Comissão Pastoral da Terra Nordeste II

Reafirmando a decisão judicial de primeira instância, o Tribunal Regional do Trabalho (TRT) manteve, ontem, a decisão que condena a multinacional Delmonte Fresh Produce pela morte do trabalhador rural Vanderlei Matos, contaminado pela exposição crônica a agrotóxicos na Chapada do Apodi, em Limoeiro do Norte. A empresa, que havia entrado com recurso, terá que pagar indenização por danos morais e materiais, além de verbas trabalhistas a Maria Gerlene Silva Matos, viúva de Vanderlei.

A história do trabalhador foi revelada pelo Diário do Nordeste na série de reportagem Viúvas do Veneno. Conforme a desembargadora Regina Gláucia, relatora do processo, as evidências científicas apontadas pela Universidade Federal do Ceará (UFC), bem como a perícia médica do Ministério Público, tornam "irretocável" a decisão que responsabiliza a empresa pela hepatopatia grave induzida por substâncias tóxicas.

Causa e efeito
"É inquestionável a existência do nexo causal contaminação e morte. A empresa diz que ele morreu de hepatite viral fulminante, mas isso foi descartado, bem como outras doenças", afirma a desembargadora. O revisor do processo, desembargador Emanuel Furtado, defendeu como "brilhante" a decisão da relatora. "É importante ressaltar que a exposição aos agrotóxicos torna vulneráveis não somente os trabalhadores que trabalhavam diretamente, mas as pessoas próximas", avalia.

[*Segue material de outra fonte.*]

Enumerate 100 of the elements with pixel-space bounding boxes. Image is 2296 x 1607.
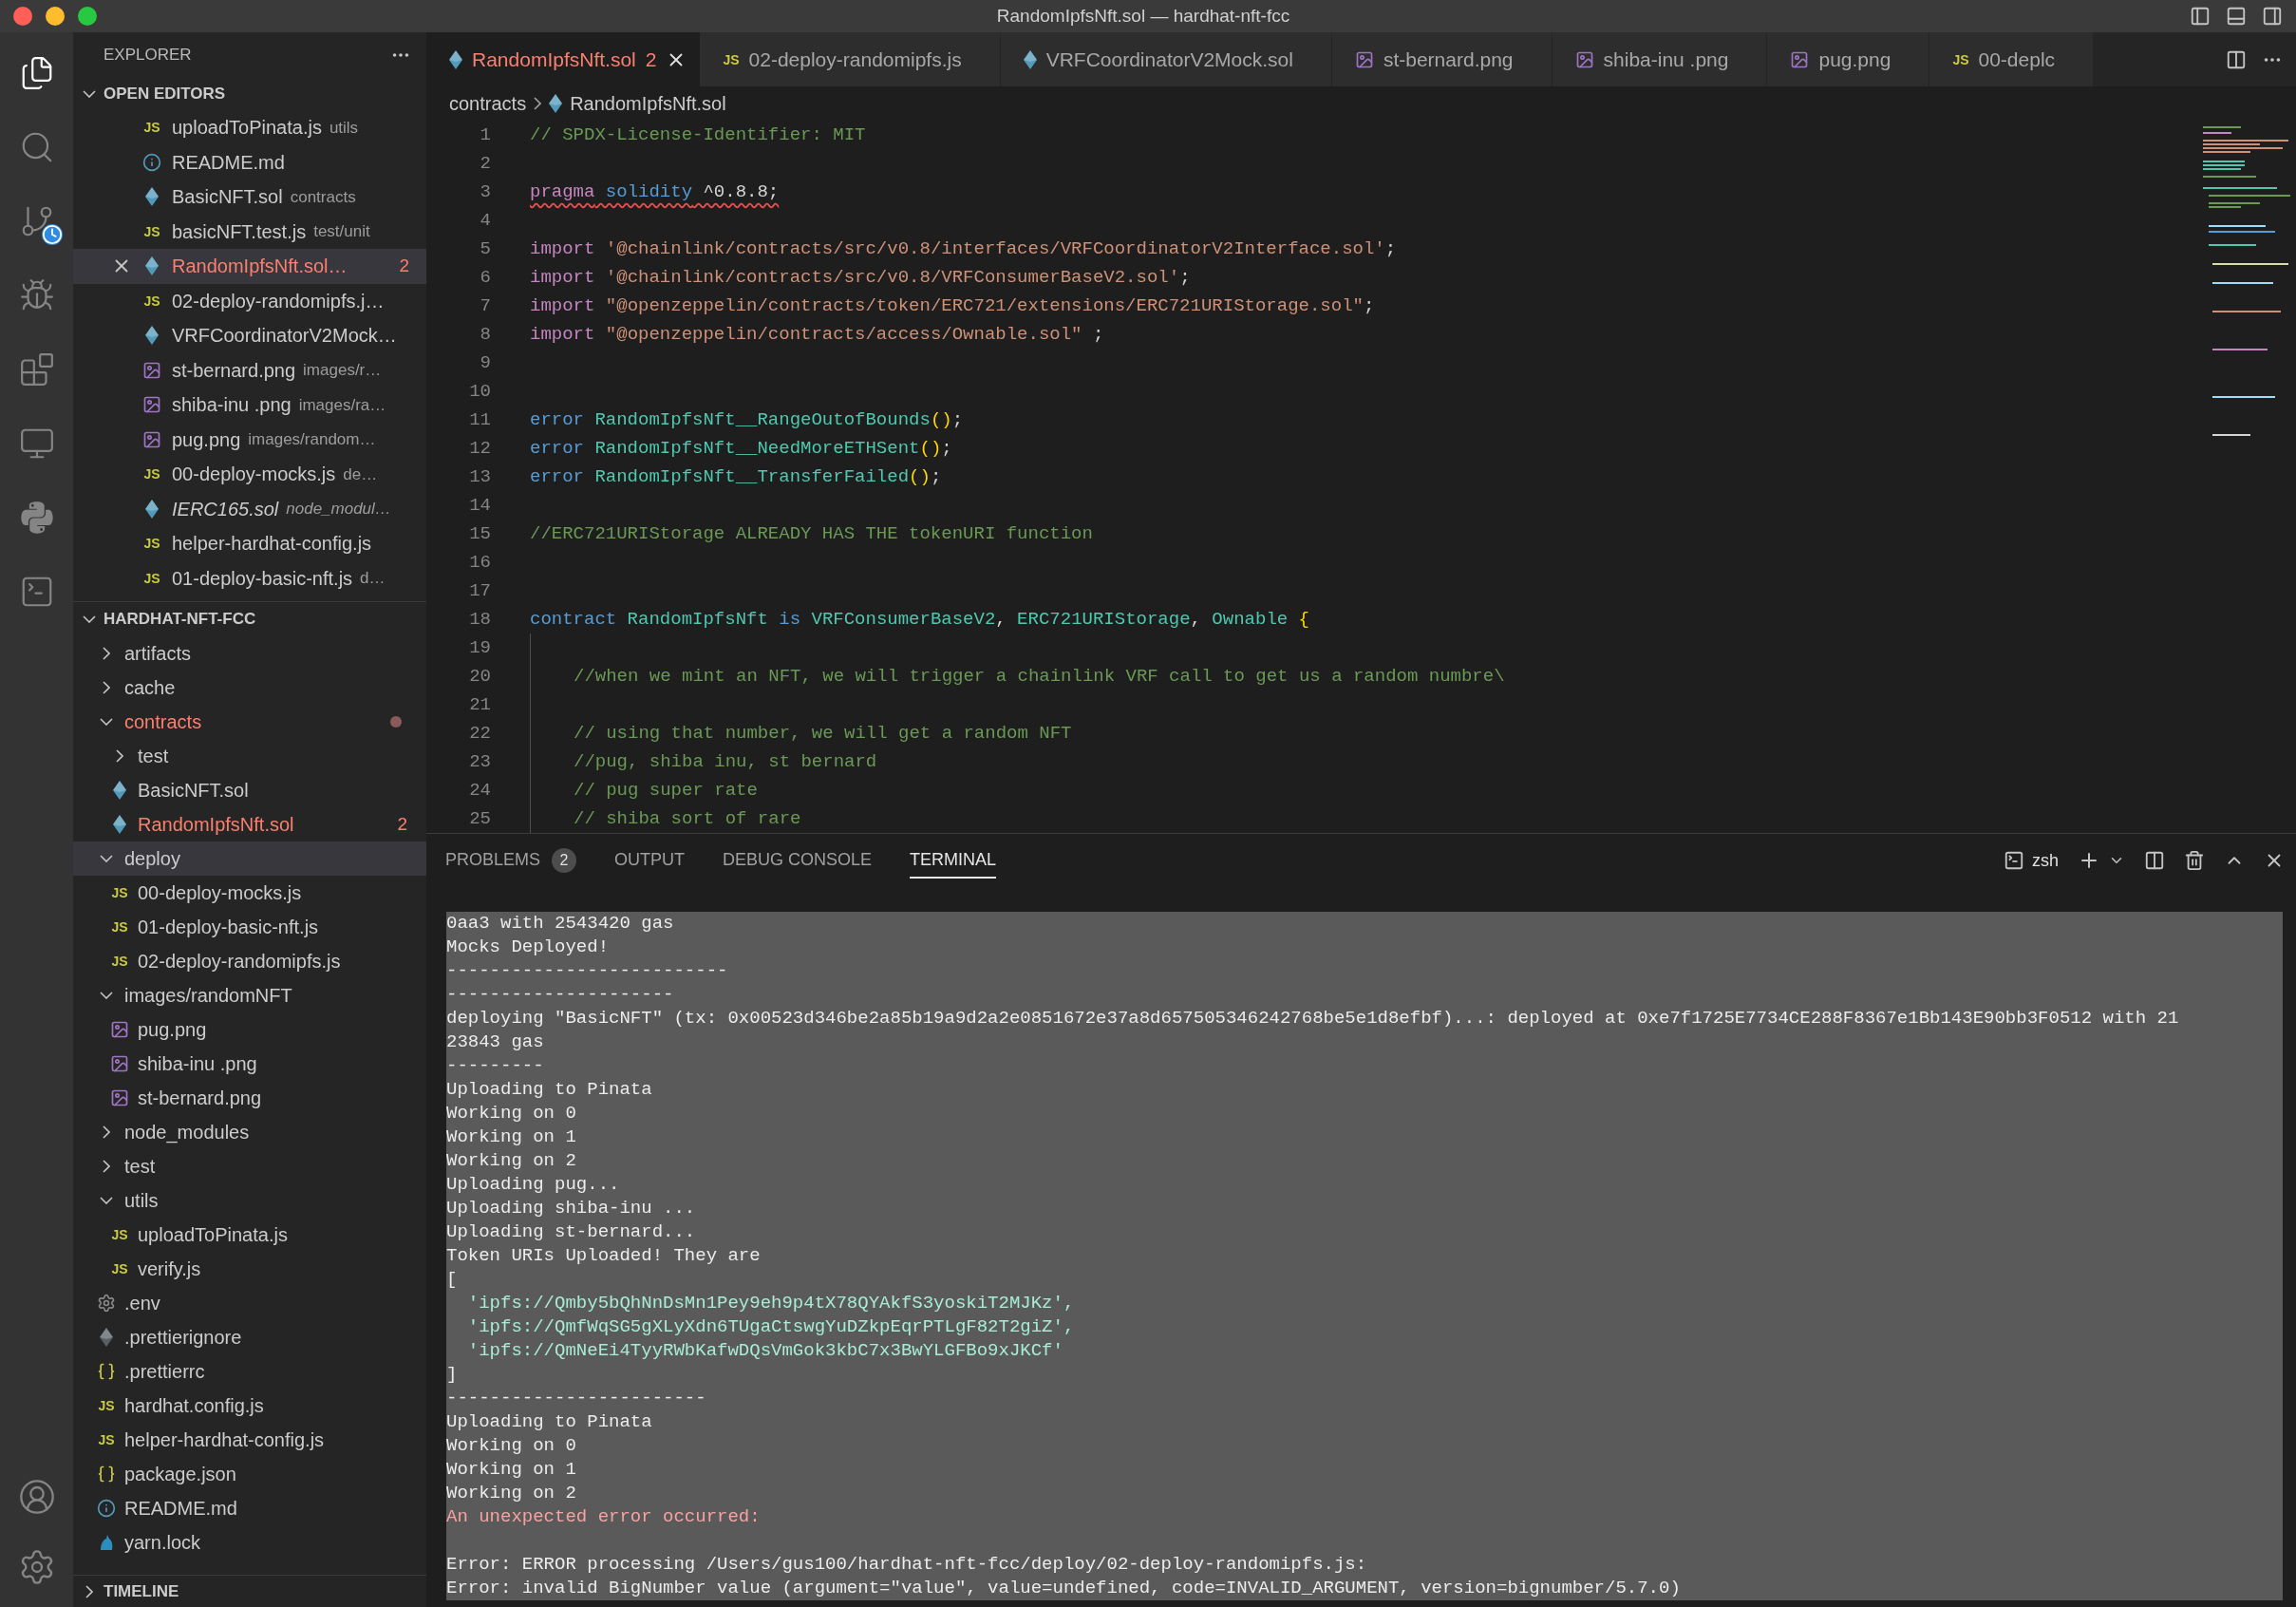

A médica Raquel Rigotto, professora e pesquisadora da UFC, acredita que essa decisão judicial irá pressionar as empresas a mudarem a forma de atuar com os trabalhadores e a produção agrícola.

De acordo com Cláudio Silva Filho, advogado da família de Vanderlei, a condenação da empresa nesse processo é um fato inédito no Ceará e raro no País. "Diante de todas as evidências científicas, tanto da Universidade como da própria perícia do Ministério Público, não resta dúvidas da morte pela exposição ao veneno. Essa decisão do TRT é inspiradora para o trato dessa questão em todo o País", acredita Filho.

Atenta aos pronunciamentos dos juízes, a viúva Gerlene Silva aguardava ansiosa por um desfecho. Alheia à literatura jurídica, soube com um sinal de positivo do advogado Cláudio Silva que os desembargadores estavam confirmando a decisão anterior. Emocionada, agradeceu à "grande família" que lhe surgiu, em referência aos pesquisadores e aos movimentos sociais que passaram a acompanhar o caso. Ligou para a mãe dando a boa notícia e, de carona, seguiu de volta para Limoeiro do Norte reencontrar Davi Matos, seu filho com Vanderlei, trabalhador morto em 2008, quando o menino tinha apenas 2 anos.

A história de Vanderlei encapou o terceiro e último dia da série de reportagens Viúvas do Veneno, publicada nos dias 17, 19 e 20 de abril de 2013. Empregado no setor de almoxarifado da empresa Delmonte, na Chapada do Apodi, Vanderlei era responsável pelo manuseio dos agrotóxicos. A ação judicial movida pela família esperava há quatro anos por um julgamento, que veio semanas após a publicação da reportagem.

Fundamentação
A história de trabalho, contaminação e morte de Vanderlei é um dos casos, ainda raros no País, de fundamentação científica que fazem o nexo causal da morte do trabalhador por agrotóxicos. Isso porque pesquisadores do Núcleo Trabalho, Saúde e Meio Ambiente para a Sustentabilidade (Tramas), da UFC, fizeram incursão científica na tentativa de descobrir a causa da morte de Vanderlei.

Para o professor e líder comunitário Reginaldo Ferreira, do Movimento Conlutas, a condenação da empresa serve de alerta para que mais trabalhadores possam conquistar seus direitos. Há vários outros casos registrados de contaminação por agrotóxicos em Limoeiro do Norte. Ainda cabe recurso para a decisão do TRT.